L’artiste iranienne Shirin Neshat, qui vit et travaille à New York, a dévoilé une œuvre d’art numérique à Piccadilly Circus, à Londres, et au Pendry West Hollywood à Los Angeles, dénonçant la détérioration de la situation des droits de l’homme en Iran, après la mort de Mahsa Amini. La Californie abrite l’une des plus importantes diasporas iraniennes au monde. Beaucoup d’Iraniens s’y sont installés après la révolution islamique de 1979.
Ce projet de Shirin Neshat, intitulé Woman Life Freedom, a été organisé par la plateforme d’art numérique Circa. L’œuvre est présentée à 20 h 22, heure locale. Une estampe de l’artiste est également disponible sur Circa.art jusqu’au 30 octobre. 50 % des recettes sont reversées à l’organisation Human Rights Watch, basée à New York.
Woman Life Freedom se compose de deux œuvres de la série Women of Allah (1993-1997) de Shirin Neshat : Moon Song et Unveiling. « Pour moi, la signification du texte et des balles [dans Moon Song] suggère la réalité moderne et contemporaine de l’Iran, tandis que le cachemire et d’autres motifs floraux sont symboliques de la riche histoire ancienne de la Perse », explique l’artiste dans un communiqué.
« À mes yeux, cette contradiction culturelle a été le plus grand chagrin et dilemme des Iraniens qui sont partagés entre ces deux identités opposées. La majorité des Iraniens ne s’identifient pas à ces codes et lois islamiques oppressifs et ne se sentent pas à même de les respecter », ajoute-t-elle. Dans l’autoportrait en noir et blanc Unveiling (1993), on voit l’artiste recouverte des vers d’un poème de l’influent écrivain Forough Farrokhzad.
Mahsa Amini est décédée dans un hôpital iranien le 16 septembre après avoir été arrêtée par la police des mœurs du régime pour ne pas avoir respecté la réglementation du pays sur le hijab. Son père a accusé les autorités iraniennes de mensonge et affirme que son frère Kiarash a été informé qu’elle avait été battue. Les autorités iraniennes avancent, de leur côté, que l’étudiante n’a pas été maltraitée mais est décédée d’un « arrêt cardiaque soudain ». Sa mort a déclenché depuis des manifestations de masse à Téhéran comme dans les villes de Yazd, Ispahan et Bouchehr.

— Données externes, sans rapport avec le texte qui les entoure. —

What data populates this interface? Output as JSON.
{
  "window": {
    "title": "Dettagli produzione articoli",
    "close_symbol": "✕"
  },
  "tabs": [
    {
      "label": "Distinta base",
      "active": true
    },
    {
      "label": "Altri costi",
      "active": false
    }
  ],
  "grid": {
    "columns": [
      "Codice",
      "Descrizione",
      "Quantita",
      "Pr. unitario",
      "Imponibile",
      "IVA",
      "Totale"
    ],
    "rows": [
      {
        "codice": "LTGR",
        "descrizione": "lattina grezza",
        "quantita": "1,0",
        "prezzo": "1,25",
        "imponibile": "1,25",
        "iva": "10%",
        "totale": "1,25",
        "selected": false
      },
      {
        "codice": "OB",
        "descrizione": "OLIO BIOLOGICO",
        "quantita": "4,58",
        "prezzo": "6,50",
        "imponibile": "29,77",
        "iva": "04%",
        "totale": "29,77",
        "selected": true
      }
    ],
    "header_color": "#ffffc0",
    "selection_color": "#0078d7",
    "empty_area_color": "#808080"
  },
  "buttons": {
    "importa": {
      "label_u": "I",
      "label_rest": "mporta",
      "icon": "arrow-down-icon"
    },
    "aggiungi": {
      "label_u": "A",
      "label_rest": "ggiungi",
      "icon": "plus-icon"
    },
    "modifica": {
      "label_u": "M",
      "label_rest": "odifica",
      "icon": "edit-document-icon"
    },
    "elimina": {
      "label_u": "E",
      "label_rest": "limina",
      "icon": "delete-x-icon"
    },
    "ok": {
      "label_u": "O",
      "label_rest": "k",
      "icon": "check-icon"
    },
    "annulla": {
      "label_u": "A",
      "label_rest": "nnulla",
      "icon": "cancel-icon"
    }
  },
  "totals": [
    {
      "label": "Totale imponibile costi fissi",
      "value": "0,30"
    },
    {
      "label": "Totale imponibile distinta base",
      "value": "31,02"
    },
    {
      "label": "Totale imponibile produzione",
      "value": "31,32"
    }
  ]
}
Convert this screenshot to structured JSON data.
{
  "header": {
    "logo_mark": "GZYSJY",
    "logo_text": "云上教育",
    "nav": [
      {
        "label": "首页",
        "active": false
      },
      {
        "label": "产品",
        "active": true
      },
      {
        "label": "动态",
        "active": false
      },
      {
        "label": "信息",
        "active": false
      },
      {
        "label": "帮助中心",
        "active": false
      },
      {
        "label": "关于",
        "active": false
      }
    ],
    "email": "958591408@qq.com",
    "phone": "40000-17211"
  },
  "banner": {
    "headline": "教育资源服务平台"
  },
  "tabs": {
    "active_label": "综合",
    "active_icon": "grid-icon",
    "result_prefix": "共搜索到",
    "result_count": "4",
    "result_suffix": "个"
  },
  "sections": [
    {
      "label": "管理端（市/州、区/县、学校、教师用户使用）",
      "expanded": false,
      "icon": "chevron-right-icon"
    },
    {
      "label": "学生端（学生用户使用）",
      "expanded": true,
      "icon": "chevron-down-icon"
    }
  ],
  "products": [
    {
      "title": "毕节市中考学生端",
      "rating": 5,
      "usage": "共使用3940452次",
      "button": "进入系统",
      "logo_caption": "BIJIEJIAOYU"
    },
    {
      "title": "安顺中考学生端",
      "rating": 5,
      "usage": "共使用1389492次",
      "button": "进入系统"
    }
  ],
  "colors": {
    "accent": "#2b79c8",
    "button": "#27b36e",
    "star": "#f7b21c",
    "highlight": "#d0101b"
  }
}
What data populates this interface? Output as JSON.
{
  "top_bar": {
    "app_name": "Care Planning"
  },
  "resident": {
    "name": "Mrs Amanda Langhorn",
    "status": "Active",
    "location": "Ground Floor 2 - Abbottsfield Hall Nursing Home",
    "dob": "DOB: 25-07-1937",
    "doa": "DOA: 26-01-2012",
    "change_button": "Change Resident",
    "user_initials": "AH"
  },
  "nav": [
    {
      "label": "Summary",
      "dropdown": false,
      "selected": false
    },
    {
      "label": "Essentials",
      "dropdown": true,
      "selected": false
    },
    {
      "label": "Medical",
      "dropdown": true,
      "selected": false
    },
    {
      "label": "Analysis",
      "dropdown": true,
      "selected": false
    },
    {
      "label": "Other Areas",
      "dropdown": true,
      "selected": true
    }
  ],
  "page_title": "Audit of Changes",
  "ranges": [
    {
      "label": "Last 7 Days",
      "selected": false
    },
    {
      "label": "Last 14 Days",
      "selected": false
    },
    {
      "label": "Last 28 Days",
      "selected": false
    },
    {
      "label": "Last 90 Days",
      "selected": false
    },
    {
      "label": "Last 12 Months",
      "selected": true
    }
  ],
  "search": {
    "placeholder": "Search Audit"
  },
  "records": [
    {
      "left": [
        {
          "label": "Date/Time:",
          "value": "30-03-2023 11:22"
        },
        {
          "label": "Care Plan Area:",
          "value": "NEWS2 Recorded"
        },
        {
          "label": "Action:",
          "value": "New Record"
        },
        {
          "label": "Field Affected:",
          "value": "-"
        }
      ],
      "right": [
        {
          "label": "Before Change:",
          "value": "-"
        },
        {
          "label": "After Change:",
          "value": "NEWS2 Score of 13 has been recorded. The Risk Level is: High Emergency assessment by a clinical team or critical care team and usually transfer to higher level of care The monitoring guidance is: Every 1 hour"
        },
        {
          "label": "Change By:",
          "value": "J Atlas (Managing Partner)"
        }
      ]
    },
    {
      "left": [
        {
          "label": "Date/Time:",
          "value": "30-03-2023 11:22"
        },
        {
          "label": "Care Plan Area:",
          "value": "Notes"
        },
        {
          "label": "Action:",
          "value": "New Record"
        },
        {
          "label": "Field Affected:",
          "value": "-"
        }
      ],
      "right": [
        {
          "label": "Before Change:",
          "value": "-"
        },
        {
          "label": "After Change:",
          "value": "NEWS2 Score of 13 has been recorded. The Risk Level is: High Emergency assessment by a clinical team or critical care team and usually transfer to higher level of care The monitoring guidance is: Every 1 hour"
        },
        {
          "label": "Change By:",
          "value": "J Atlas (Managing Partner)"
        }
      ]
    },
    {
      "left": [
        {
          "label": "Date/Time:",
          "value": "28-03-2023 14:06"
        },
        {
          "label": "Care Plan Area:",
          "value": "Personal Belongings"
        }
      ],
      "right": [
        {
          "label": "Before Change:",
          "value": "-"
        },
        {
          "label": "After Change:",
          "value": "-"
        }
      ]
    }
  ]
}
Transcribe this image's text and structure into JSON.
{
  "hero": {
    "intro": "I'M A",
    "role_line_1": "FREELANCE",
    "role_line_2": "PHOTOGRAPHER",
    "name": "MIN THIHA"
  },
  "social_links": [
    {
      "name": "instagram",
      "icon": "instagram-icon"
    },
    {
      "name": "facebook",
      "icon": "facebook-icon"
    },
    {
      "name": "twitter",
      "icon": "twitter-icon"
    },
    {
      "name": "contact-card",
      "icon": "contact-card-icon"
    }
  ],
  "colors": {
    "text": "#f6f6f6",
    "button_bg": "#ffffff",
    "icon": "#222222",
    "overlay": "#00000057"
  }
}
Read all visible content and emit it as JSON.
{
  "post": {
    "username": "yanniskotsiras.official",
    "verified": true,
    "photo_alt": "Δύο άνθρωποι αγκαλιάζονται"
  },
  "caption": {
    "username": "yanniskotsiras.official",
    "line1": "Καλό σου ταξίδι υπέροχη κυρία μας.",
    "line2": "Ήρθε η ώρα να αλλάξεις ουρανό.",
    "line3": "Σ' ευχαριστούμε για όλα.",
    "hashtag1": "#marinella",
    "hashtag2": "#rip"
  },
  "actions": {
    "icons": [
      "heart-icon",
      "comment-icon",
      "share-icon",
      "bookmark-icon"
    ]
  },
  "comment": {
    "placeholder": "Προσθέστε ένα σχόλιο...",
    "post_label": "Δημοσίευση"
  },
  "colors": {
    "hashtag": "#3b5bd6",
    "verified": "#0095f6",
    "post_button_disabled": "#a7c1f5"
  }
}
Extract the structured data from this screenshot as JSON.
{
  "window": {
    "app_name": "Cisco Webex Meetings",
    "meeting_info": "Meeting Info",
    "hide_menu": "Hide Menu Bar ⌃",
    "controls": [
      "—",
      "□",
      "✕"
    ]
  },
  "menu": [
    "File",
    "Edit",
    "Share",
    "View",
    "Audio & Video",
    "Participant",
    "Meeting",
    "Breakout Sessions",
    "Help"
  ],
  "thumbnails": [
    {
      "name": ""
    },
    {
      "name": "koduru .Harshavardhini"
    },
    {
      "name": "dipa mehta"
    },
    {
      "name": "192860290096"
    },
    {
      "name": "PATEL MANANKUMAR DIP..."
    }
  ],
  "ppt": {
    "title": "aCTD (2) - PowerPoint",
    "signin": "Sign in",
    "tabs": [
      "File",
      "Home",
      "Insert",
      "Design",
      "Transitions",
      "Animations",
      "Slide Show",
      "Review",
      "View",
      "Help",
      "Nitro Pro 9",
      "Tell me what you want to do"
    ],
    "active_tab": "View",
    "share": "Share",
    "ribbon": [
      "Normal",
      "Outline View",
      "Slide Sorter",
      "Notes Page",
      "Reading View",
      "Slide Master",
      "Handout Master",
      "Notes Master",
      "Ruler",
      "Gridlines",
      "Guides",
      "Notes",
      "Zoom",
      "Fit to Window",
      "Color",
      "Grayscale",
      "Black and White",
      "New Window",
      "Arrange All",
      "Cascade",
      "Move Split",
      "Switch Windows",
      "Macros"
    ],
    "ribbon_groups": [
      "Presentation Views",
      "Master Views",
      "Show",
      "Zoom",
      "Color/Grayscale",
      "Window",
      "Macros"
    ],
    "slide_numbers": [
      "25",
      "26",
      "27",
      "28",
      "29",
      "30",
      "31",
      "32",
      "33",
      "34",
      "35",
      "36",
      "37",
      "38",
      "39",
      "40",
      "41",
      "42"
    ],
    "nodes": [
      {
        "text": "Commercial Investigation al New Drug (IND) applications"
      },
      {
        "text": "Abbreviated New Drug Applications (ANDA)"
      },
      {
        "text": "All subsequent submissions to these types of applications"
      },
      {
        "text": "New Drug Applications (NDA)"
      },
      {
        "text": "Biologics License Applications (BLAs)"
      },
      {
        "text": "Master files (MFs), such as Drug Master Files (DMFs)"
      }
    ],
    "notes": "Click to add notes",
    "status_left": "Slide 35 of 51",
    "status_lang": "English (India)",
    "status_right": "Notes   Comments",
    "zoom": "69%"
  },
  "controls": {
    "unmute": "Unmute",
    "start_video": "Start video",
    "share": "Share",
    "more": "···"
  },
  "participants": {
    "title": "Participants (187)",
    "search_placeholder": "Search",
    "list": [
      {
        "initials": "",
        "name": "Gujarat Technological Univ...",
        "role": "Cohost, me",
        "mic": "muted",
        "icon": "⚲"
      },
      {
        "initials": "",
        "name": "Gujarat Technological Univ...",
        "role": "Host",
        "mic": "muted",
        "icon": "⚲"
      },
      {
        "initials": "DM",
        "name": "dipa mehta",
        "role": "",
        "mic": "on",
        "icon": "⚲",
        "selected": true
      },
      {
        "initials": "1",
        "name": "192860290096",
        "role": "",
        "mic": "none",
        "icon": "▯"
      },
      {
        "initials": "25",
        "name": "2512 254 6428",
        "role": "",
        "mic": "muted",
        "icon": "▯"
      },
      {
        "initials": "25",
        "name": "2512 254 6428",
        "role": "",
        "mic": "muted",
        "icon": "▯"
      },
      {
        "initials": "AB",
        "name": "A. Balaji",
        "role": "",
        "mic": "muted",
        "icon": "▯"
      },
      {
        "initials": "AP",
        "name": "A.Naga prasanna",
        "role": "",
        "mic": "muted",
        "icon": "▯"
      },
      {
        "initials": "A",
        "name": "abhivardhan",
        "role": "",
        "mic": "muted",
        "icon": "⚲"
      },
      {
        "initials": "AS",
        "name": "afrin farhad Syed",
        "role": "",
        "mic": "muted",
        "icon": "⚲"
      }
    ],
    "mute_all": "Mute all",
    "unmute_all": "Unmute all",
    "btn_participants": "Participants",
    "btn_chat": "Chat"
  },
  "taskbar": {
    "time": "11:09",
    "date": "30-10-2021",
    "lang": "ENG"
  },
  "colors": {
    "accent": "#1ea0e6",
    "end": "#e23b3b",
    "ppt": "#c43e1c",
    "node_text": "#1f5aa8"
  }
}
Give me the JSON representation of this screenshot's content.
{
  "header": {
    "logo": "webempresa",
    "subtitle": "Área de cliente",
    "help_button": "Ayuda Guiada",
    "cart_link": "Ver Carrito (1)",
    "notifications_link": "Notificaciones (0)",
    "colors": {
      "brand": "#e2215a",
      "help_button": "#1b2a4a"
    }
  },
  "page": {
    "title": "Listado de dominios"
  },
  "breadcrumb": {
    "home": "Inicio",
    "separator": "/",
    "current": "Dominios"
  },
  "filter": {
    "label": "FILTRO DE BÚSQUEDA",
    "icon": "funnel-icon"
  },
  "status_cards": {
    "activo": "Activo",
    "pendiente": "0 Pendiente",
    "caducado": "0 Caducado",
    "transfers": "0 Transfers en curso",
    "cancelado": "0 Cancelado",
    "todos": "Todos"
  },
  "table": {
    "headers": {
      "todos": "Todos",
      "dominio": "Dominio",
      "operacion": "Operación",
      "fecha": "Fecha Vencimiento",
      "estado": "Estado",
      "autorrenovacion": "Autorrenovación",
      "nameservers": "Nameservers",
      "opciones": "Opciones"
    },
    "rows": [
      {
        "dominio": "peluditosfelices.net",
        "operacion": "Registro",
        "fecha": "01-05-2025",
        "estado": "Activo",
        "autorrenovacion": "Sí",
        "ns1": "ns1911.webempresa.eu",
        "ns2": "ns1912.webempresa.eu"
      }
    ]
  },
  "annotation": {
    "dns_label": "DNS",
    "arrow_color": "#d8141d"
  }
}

Dans le même temps, une lettre ouverte publiée le mois dernier et signée par des cinéastes et acteurs iraniens, parmi lesquels Shirin Neshat, Ali Abbasi et Bahman Ghobadi, déclarait : « Le gouvernement iranien a restreint l’utilisation d’Internet et bloqué l’accès aux plateformes de réseaux sociaux afin d’étouffer davantage la voix de la rue. La dernière fois que de telles mesures ont été mises en œuvre, en 2019, le gouvernement iranien a assassiné 1 500 personnes. Les cinéastes iraniens indépendants se tiennent aux côtés de ces femmes et hommes iraniens courageux et s’efforcent de filmer et de documenter l’histoire telle qu’elle se déroule avec des ressources limitées. »
Shirin Neshat a également créé une collection de NFT (jetons non fongibles) intitulée Loss for Words, commandée par la plateforme Artwrld. Dans chaque pièce, une paire de mains est représentée s’ouvrant lentement dans un geste de prière, révélant un fragment de poésie iranienne écrite par divers poètes tels que Forough Farrokhzad, Sohrab Sepehri, Ahmad Shamlou et Nima Yushij. « Venant d’un pays où il y a tant de censure et où tant de choses doivent être cachées, et avec pourtant tant de subversivité dans l’air – c’est ce que le peuple iranien a appris à gérer : l’absence de liberté d’expression signifie trouver des moyens de parler sans vraiment ouvrir la bouche », a-t-elle déclaré au magazine W. 10 % du produit des ventes de NFT seront reversés à l’organisation à but non lucratif The Brooklyn Rail.